On K-peak solutions for the Yamabe equation on product manifolds
Juan Miguel Ruiz, Areli Vázquez Juárez
Abstract
Let $(M^n, g)$ and $(X^m,h)$ be closed manifolds $m,n>2$, such that $(X,h)$ has constant positive scalar curvature.

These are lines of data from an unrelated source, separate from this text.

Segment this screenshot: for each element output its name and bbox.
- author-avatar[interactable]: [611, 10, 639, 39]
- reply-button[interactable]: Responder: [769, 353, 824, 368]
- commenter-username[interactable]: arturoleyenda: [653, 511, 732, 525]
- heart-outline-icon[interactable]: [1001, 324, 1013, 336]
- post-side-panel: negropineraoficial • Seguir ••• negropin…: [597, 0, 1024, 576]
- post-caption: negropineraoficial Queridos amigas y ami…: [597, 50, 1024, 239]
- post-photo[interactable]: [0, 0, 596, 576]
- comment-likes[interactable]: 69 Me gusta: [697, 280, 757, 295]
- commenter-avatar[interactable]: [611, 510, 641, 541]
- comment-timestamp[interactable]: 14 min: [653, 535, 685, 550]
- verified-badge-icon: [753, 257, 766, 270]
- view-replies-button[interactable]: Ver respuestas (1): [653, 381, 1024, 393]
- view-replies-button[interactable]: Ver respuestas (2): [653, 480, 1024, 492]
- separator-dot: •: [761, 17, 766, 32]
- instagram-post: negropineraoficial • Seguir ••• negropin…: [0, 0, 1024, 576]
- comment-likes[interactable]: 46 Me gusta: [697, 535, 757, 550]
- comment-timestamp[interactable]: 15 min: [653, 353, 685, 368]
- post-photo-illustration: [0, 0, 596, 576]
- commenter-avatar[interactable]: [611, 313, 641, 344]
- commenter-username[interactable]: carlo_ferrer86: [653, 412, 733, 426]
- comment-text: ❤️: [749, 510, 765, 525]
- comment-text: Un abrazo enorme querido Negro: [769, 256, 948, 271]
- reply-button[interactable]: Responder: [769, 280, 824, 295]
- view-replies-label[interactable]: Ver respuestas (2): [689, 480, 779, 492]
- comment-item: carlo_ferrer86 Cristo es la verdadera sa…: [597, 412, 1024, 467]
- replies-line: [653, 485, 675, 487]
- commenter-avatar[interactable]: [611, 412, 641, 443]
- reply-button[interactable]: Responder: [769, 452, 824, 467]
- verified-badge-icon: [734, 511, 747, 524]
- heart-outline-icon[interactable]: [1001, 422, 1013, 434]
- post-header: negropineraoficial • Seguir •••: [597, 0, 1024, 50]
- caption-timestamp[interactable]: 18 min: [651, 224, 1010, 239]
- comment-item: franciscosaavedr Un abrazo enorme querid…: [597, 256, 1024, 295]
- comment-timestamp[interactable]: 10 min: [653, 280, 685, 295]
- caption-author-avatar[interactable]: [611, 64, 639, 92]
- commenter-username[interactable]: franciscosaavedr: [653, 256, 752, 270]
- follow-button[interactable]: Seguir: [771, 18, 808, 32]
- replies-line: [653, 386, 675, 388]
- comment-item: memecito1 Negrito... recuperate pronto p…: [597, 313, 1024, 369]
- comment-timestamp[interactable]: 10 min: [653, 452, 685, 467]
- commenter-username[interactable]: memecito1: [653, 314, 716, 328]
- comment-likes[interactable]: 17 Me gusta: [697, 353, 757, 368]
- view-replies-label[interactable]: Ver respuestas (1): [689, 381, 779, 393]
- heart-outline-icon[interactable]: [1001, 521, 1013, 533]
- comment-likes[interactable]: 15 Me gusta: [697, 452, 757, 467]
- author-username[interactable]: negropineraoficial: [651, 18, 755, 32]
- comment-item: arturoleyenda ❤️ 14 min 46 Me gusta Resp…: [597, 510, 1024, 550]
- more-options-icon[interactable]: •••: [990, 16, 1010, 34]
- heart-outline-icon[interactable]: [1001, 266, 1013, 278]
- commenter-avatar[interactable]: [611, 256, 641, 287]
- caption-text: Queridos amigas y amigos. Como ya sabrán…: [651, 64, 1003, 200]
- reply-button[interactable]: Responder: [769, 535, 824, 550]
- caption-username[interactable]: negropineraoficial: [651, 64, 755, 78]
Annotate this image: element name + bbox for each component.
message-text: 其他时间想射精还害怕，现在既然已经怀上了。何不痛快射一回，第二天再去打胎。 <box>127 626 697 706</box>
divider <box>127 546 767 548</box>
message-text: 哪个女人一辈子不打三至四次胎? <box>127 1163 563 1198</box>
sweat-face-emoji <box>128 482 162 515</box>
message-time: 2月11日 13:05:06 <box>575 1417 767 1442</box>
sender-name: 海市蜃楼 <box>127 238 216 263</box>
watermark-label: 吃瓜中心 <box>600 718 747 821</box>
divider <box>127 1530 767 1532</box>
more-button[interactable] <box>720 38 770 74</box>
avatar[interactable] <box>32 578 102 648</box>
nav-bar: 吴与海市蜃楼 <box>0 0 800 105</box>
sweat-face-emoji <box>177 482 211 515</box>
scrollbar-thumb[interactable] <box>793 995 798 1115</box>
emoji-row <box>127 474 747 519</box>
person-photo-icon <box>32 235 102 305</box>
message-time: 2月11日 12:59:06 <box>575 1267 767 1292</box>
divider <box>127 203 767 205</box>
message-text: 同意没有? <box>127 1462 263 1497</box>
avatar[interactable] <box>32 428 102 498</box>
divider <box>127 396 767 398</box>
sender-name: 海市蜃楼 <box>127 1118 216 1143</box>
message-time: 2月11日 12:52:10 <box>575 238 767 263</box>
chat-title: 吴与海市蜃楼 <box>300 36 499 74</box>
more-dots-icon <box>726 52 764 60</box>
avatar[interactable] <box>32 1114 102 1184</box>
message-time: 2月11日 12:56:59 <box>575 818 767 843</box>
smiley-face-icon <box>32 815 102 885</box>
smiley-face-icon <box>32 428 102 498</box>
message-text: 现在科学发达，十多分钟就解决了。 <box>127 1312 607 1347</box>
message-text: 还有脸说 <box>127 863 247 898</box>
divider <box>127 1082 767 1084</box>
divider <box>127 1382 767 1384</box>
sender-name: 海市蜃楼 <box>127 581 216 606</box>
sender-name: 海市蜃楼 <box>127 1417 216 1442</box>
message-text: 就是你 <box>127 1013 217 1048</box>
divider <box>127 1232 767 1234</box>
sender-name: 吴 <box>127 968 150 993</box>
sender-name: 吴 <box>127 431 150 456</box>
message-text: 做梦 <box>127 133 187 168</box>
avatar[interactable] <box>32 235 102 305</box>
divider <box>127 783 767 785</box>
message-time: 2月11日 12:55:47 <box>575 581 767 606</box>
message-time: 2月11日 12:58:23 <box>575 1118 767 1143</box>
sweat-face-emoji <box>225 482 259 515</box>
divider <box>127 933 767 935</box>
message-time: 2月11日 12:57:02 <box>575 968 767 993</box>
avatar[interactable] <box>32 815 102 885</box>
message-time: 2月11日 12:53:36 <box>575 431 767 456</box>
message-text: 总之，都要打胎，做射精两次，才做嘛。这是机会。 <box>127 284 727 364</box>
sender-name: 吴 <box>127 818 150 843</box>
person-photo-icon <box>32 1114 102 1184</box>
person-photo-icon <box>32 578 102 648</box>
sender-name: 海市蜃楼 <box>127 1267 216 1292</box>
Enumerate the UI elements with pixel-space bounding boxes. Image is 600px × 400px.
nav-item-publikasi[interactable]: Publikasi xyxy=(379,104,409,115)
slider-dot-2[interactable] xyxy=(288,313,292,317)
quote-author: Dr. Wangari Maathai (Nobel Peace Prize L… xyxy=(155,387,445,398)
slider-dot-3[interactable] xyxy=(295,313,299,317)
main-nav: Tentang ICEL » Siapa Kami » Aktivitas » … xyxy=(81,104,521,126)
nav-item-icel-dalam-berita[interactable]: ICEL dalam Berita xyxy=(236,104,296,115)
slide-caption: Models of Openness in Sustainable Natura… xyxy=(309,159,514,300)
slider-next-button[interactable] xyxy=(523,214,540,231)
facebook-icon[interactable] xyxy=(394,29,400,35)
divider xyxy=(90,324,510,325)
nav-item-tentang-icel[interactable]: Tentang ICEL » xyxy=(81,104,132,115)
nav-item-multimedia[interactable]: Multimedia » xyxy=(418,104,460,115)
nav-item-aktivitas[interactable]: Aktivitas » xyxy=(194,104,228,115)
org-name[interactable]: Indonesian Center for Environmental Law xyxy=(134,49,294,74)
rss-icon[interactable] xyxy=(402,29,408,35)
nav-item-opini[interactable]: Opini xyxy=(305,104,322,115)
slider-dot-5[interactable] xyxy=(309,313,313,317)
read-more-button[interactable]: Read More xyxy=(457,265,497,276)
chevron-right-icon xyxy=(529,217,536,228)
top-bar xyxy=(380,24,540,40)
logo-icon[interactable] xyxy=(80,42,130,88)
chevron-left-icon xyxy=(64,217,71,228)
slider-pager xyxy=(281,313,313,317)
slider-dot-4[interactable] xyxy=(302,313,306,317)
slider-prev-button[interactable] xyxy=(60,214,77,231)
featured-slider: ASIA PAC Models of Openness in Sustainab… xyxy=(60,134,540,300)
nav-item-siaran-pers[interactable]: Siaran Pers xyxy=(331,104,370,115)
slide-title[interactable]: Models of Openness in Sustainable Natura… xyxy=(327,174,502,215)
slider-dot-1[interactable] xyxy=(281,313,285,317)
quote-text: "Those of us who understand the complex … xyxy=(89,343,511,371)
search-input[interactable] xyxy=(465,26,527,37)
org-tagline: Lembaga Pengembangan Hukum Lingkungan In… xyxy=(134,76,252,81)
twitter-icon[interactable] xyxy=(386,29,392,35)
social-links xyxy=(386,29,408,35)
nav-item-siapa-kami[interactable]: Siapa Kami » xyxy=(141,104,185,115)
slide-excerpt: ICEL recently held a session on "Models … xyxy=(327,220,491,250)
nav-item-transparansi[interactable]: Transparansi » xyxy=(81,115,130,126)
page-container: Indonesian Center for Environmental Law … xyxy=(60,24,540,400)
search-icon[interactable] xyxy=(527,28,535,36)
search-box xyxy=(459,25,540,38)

We consider the one parameter family of products $(M\times X, g+ε^2 h)$, $ε>0$. Let $ξ_0\in M$ be a stable critical point of a function $Φ:M\rightarrow \mathbb R$, that depends on the scalar curvature, the dimensions $m,n$, the norm of the Ricci curvature and the norm of the curvature tensor of $g$. We prove that, if either the scalar curvature of $g$ is constant or a certain dimensional constant $β=0$, then for each $K\in\mathbb N$, there is some $ε_0>0$ such that for every $ε\in (0,ε_0)$ the subcritical Yamabe equation $-ε^2Δu+(1+{\bf{c}}ε^2 s_g)u=u^q$ on $(M\times X, g+ε^2 h)$ has a $K-$peak positive solution. Where, ${\bf{c}}=\frac{N-2}{4(N-1)}$, $N=n+m$, $q=\frac{N+2}{N-2}$ and $s_g$ the scalar curvature of $(M,g)$. This covers some remaining cases of previous results and gives examples of multiplicity of positive solutions for the Yamabe equation.